Coll Antropol. 2004 Jun;28(1):317-23.
Between January 1st 1990 and December 31st 1999, 24 patients affected by Klatskin tumor underwent operation in our department of surgery. According to Bismuth's classification, there were 0 (0%) type I, 5 (21%) type II, 6 (25%) type IIIa, 4 (17%) type IIIb and 9 (37%) type IV tumors. Five patients (21%) were treated by curative resection (group I) while in 14 patients (58%) palliative surgical procedure was performed (group II). In 5 cases (21%) the extension of malignancy did not allowed any procedure (group III). Curative resection for malignant tumors of the hepatic duct bifurcation included wide tumor excision and bile duct resection at the liver hilum (with wedge hepatic resection in one patient) and creation of biliary-enteric anastomosis. Palliative surgical procedure included stent insertion. Jaundice was completely relieved in all patients undergoing resection, since 3 patients (21%) after stenting hadn't satisfactory biliary drainage. There was 1 (20%) perioperative death in the group 1, while in group 2, 5 patients (36%) died postoperatively. In this series, the mean postoperative survival of all patients was 16 months. The mean postoperative survival of patients undergoing localized tumor resection with curative intent was 38 months, in contrast to 10 months for those undergoing operative stent insertion. in addition, only 1 patient from group III, in whom only exploratory surgery were performed survived 7 months, while other 4 patients died in the hospital. This retrospective review suggests that aggressive surgical treatment could improve survival and quality of life in patients suffering from Klatskin tumor.

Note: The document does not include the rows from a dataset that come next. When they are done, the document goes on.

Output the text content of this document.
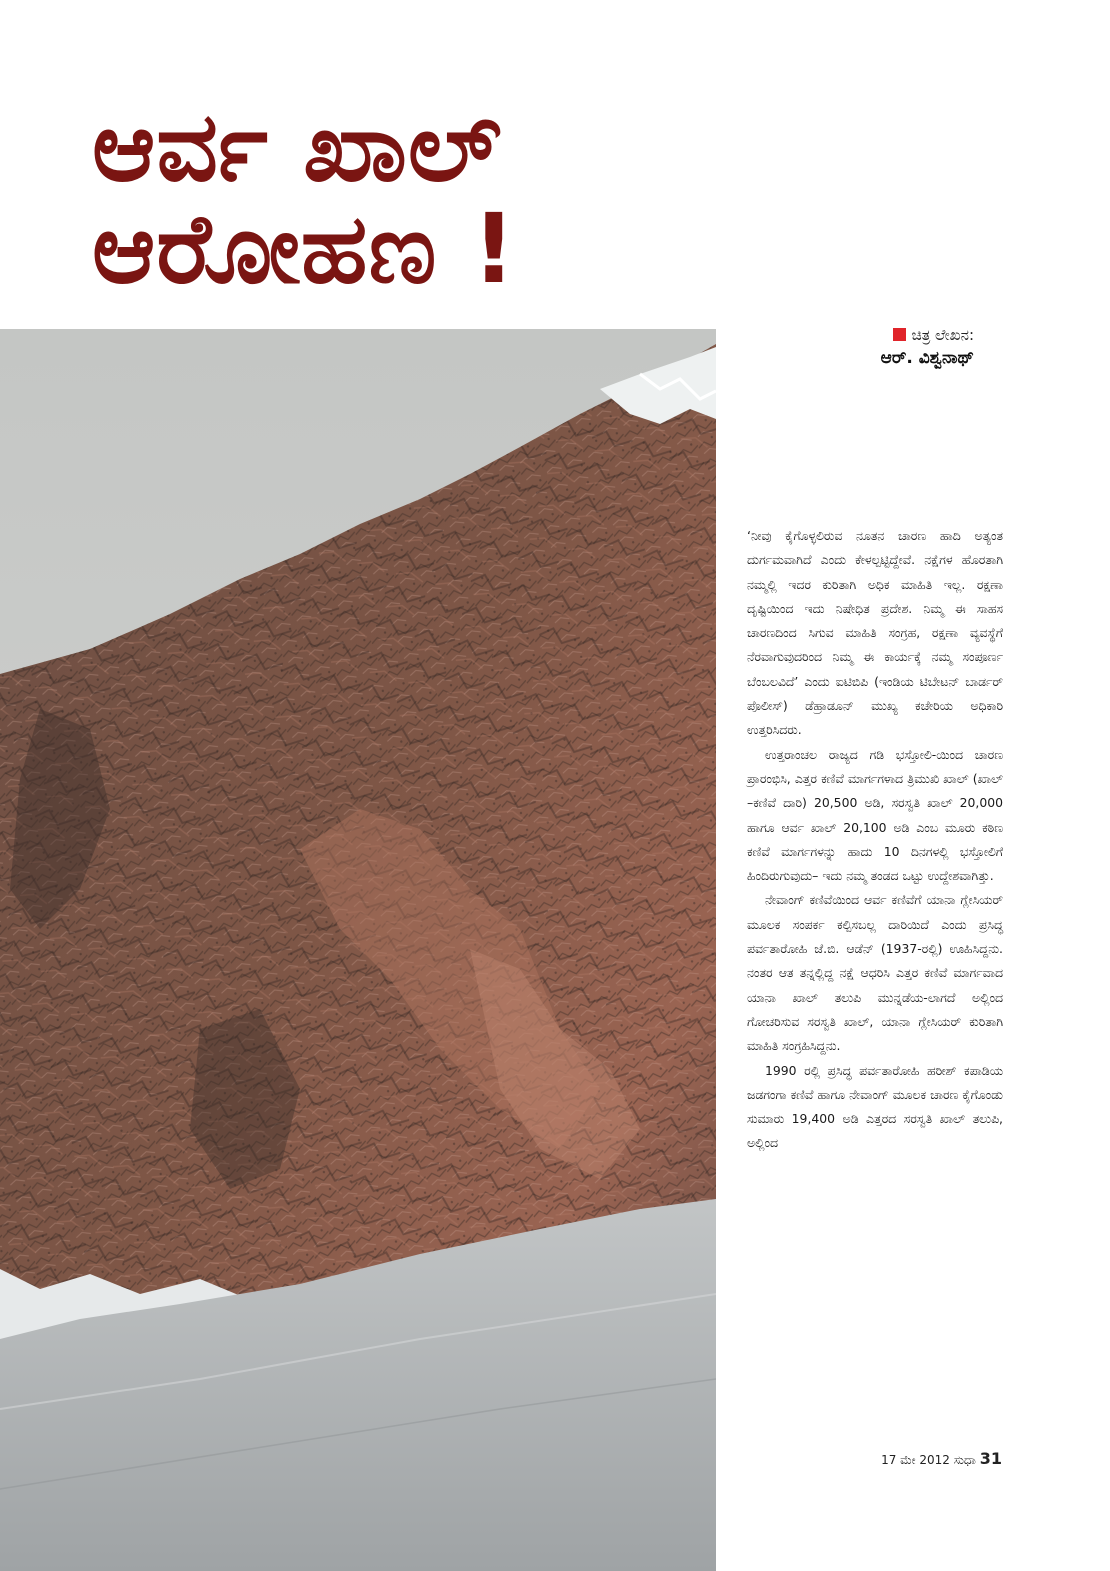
ಆರ್ವ ಖಾಲ್
ಆರೋಹಣ !
ಚಿತ್ರ ಲೇಖನ:
ಆರ್. ವಿಶ್ವನಾಥ್

‘ನೀವು ಕೈಗೊಳ್ಳಲಿರುವ ನೂತನ ಚಾರಣ ಹಾದಿ ಅತ್ಯಂತ ದುರ್ಗಮವಾಗಿದೆ ಎಂದು ಕೇಳಲ್ಪಟ್ಟಿದ್ದೇವೆ. ನಕ್ಷೆಗಳ ಹೊರತಾಗಿ ನಮ್ಮಲ್ಲಿ ಇದರ ಕುರಿತಾಗಿ ಅಧಿಕ ಮಾಹಿತಿ ಇಲ್ಲ. ರಕ್ಷಣಾ ದೃಷ್ಟಿಯಿಂದ ಇದು ನಿಷೇಧಿತ ಪ್ರದೇಶ. ನಿಮ್ಮ ಈ ಸಾಹಸ ಚಾರಣದಿಂದ ಸಿಗುವ ಮಾಹಿತಿ ಸಂಗ್ರಹ, ರಕ್ಷಣಾ ವ್ಯವಸ್ಥೆಗೆ ನೆರವಾಗುವುದರಿಂದ ನಿಮ್ಮ ಈ ಕಾರ್ಯಕ್ಕೆ ನಮ್ಮ ಸಂಪೂರ್ಣ ಬೆಂಬಲವಿದೆ’ ಎಂದು ಐಟಿಬಿಪಿ (ಇಂಡಿಯ ಟಿಬೇಟನ್ ಬಾರ್ಡರ್ ಪೊಲೀಸ್) ಡೆಹ್ರಾಡೂನ್ ಮುಖ್ಯ ಕಚೇರಿಯ ಅಧಿಕಾರಿ ಉತ್ತರಿಸಿದರು.

ಉತ್ತರಾಂಚಲ ರಾಜ್ಯದ ಗಡಿ ಭಸ್ತೋಲಿ-ಯಿಂದ ಚಾರಣ ಪ್ರಾರಂಭಿಸಿ, ಎತ್ತರ ಕಣಿವೆ ಮಾರ್ಗಗಳಾದ ತ್ರಿಮುಖಿ ಖಾಲ್ (ಖಾಲ್ –ಕಣಿವೆ ದಾರಿ) 20,500 ಅಡಿ, ಸರಸ್ವತಿ ಖಾಲ್ 20,000 ಹಾಗೂ ಆರ್ವ ಖಾಲ್ 20,100 ಅಡಿ ಎಂಬ ಮೂರು ಕಠಿಣ ಕಣಿವೆ ಮಾರ್ಗಗಳನ್ನು ಹಾದು 10 ದಿನಗಳಲ್ಲಿ ಭಸ್ತೋಲಿಗೆ ಹಿಂದಿರುಗುವುದು– ಇದು ನಮ್ಮ ತಂಡದ ಒಟ್ಟು ಉದ್ದೇಶವಾಗಿತ್ತು.

ನೇವಾಂಗ್ ಕಣಿವೆಯಿಂದ ಆರ್ವ ಕಣಿವೆಗೆ ಯಾನಾ ಗ್ಲೇಸಿಯರ್ ಮೂಲಕ ಸಂಪರ್ಕ ಕಲ್ಪಿಸಬಲ್ಲ ದಾರಿಯಿದೆ ಎಂದು ಪ್ರಸಿದ್ಧ ಪರ್ವತಾರೋಹಿ ಜೆ.ಬಿ. ಆಡೆನ್ (1937-ರಲ್ಲಿ) ಊಹಿಸಿದ್ದನು. ನಂತರ ಆತ ತನ್ನಲ್ಲಿದ್ದ ನಕ್ಷೆ ಆಧರಿಸಿ ಎತ್ತರ ಕಣಿವೆ ಮಾರ್ಗವಾದ ಯಾನಾ ಖಾಲ್ ತಲುಪಿ ಮುನ್ನಡೆಯ-ಲಾಗದೆ ಅಲ್ಲಿಂದ ಗೋಚರಿಸುವ ಸರಸ್ವತಿ ಖಾಲ್, ಯಾನಾ ಗ್ಲೇಸಿಯರ್ ಕುರಿತಾಗಿ ಮಾಹಿತಿ ಸಂಗ್ರಹಿಸಿದ್ದನು.

1990 ರಲ್ಲಿ ಪ್ರಸಿದ್ಧ ಪರ್ವತಾರೋಹಿ ಹರೀಶ್ ಕಪಾಡಿಯ ಜಡಗಂಗಾ ಕಣಿವೆ ಹಾಗೂ ನೇವಾಂಗ್ ಮೂಲಕ ಚಾರಣ ಕೈಗೊಂಡು ಸುಮಾರು 19,400 ಅಡಿ ಎತ್ತರದ ಸರಸ್ವತಿ ಖಾಲ್ ತಲುಪಿ, ಅಲ್ಲಿಂದ

17 ಮೇ 2012 ಸುಧಾ 31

1990年1月1日至1999年12月31日期间,我科外科对24例肝门部胆管癌患者进行了手术治疗。根据比氏(Bismuth)分类,其中I型0例(0%),II型5例(21%),IIIa型6例(25%),IIIb型4例(17%),IV型9例(37%)。5例(21%)患者接受了根治性切除(I组),14例(58%)患者接受了姑息性手术(II组)。5例(21%)患者因肿瘤广泛转移无法进行任何手术(III组)。肝门部胆管恶性肿瘤的根治性切除包括广泛的肿瘤切除、肝门部胆管切除(1例患者行楔形肝切除)以及胆肠吻合术。姑息性手术包括支架置入。所有接受切除手术的患者黄疸均完全缓解,因为3例(21%)接受支架置入的患者胆汁引流效果不佳。I组围手术期死亡1例(20%),II组术后死亡5例(36%)。在本系列研究中,所有患者的平均术后生存期为16个月。有治愈意向的局限性肿瘤切除患者的平均术后生存期为38个月,而行手术支架置入的患者为10个月。此外,III组中仅接受探查手术的1例患者存活了7个月,其他4例患者在医院死亡。这项回顾性研究表明,积极的手术治疗可改善肝门部胆管癌患者的生存率和生活质量。